The correlation also provides a good estimate of how much of the result can be explained by the variables you’re looking at. The correlation of .91 tells us we can explain 91 percent of students’ SAT scores by looking at the amount of school expenditures per student. That is, it tells us to what extent expenditures explain the diversity in SAT scores.

The Double Y-Axis

A controversy about the double y-axis graph erupted in the fall of 2015 during a U.S. congressional committee meeting. Rep. Jason Chaffetz presented a graph that plotted two services provided by the organization Planned Parenthood: abortions, and cancer screening and prevention:

The congressman was attempting to make a political point, that over a seven-year period, Planned Parenthood has increased the number of abortions it performed (something he opposes) and decreased the number of cancer screening and prevention procedures. Planned Parenthood doesn’t deny this, but this distorted graph makes it seem that the number of abortion procedures exceeded those for cancer. Maybe the graph maker was feeling a bit guilty and so included the actual numbers next to the data points. Let’s accept her bread crumbs and look closely. The number of abortions in 2013, the most recent year given, is 327,000. The number of cancer services was nearly three times that, at 935,573. (By the way, it’s a bit suspicious that the abortion numbers are such tidy, round numbers while the cancer numbers are so precise.) This is a particularly sinister example: an implied double y-axis graph with no axes on either side!
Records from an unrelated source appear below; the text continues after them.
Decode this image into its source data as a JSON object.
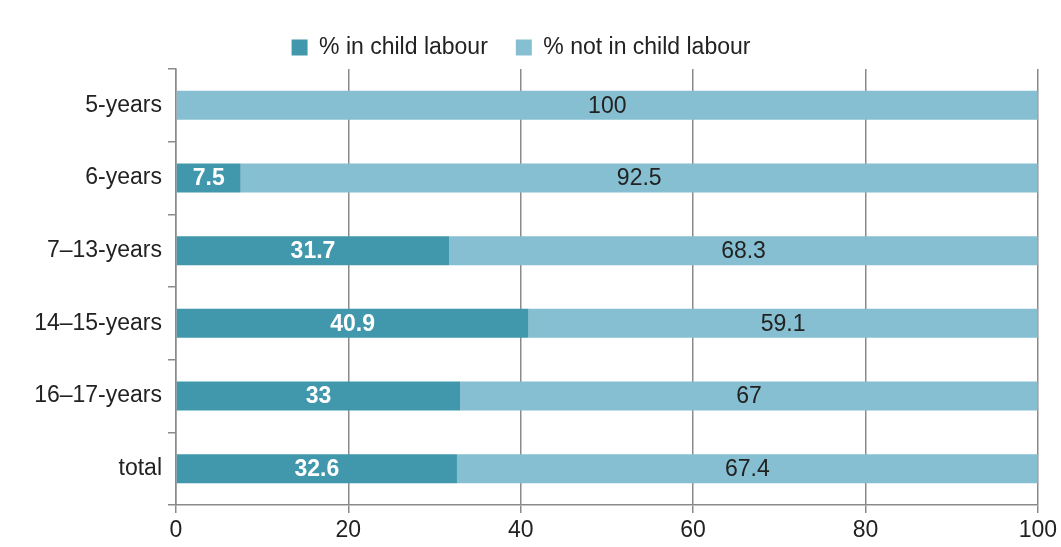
{
  "chart_data": {
    "type": "bar",
    "orientation": "horizontal",
    "stacked": true,
    "legend": "top",
    "grid": "x",
    "categories": [
      "5-years",
      "6-years",
      "7–13-years",
      "14–15-years",
      "16–17-years",
      "total"
    ],
    "series": [
      {
        "name": "% in child labour",
        "color": "#4197ab",
        "values": [
          0,
          7.5,
          31.7,
          40.9,
          33,
          32.6
        ],
        "value_labels": [
          null,
          "7.5",
          "31.7",
          "40.9",
          "33",
          "32.6"
        ]
      },
      {
        "name": "% not in child labour",
        "color": "#86bfd1",
        "values": [
          100,
          92.5,
          68.3,
          59.1,
          67,
          67.4
        ],
        "value_labels": [
          "100",
          "92.5",
          "68.3",
          "59.1",
          "67",
          "67.4"
        ]
      }
    ],
    "xlim": [
      0,
      100
    ],
    "xticks": [
      0,
      20,
      40,
      60,
      80,
      100
    ]
  }
}
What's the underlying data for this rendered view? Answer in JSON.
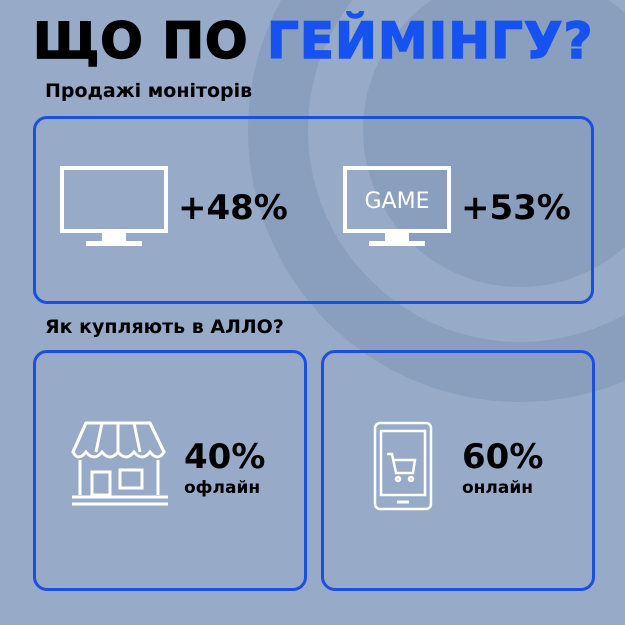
{
  "title": {
    "part1": "ЩО ПО",
    "part2": "ГЕЙМІНГУ?"
  },
  "monitor_sales": {
    "heading": "Продажі моніторів",
    "items": [
      {
        "icon": "monitor-icon",
        "value": "+48%"
      },
      {
        "icon": "game-monitor-icon",
        "screen_label": "GAME",
        "value": "+53%"
      }
    ]
  },
  "purchase_channels": {
    "heading": "Як купляють в АЛЛО?",
    "items": [
      {
        "icon": "store-icon",
        "value": "40%",
        "label": "офлайн"
      },
      {
        "icon": "smartphone-cart-icon",
        "value": "60%",
        "label": "онлайн"
      }
    ]
  },
  "colors": {
    "background": "#97abc8",
    "accent": "#1652f0",
    "border": "#1a4fe0",
    "circle": "#8a9fbd"
  }
}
Drawn properly, the graph would look like this:

Here, we see that abortions increased modestly, compared to the reduction in cancer services.

There is another thing suspicious about the original graph: Such smooth lines are rarely found in data. It seems more likely that the graph maker simply took numbers for two particular years, 2006 and 2013, and compared them, drawing a smooth connecting line between them. Perhaps these particular years were chosen intentionally to emphasize differences. Perhaps there were great fluctuations in the intervening years of 2007–2012; we don’t know. The smooth lines give the impression of a perfectly linear (straight line) function, which is very unlikely.

Graphs such as this do not always tell the story that people think they do. Is there something that could account for these data, apart from a narrative that Planned Parenthood is on a mission to perform as many abortions as it can (and to let people die of cancer at the same time)? Look at the second graph. In 2006, Planned Parenthood performed 2,007,371 cancer services, and 289,750 abortions, nearly seven times as many cancer services as abortions. By 2013, this gap had narrowed, but the number of cancer services was still nearly three times the number of abortions.

Cecile Richards, the president of Planned Parenthood, had an explanation for this narrowing gap. Changing medical guidelines for some anti-cancer services, like Pap smears, reduced the number of people for whom screening was recommended. Other changes, such as social attitudes about abortion, changing ages of the population, and increased access to health care alternatives, all influence these numbers, and so the data presented do not prove that Planned Parenthood has a pro-abortion agenda. It might—these data are just not the proof.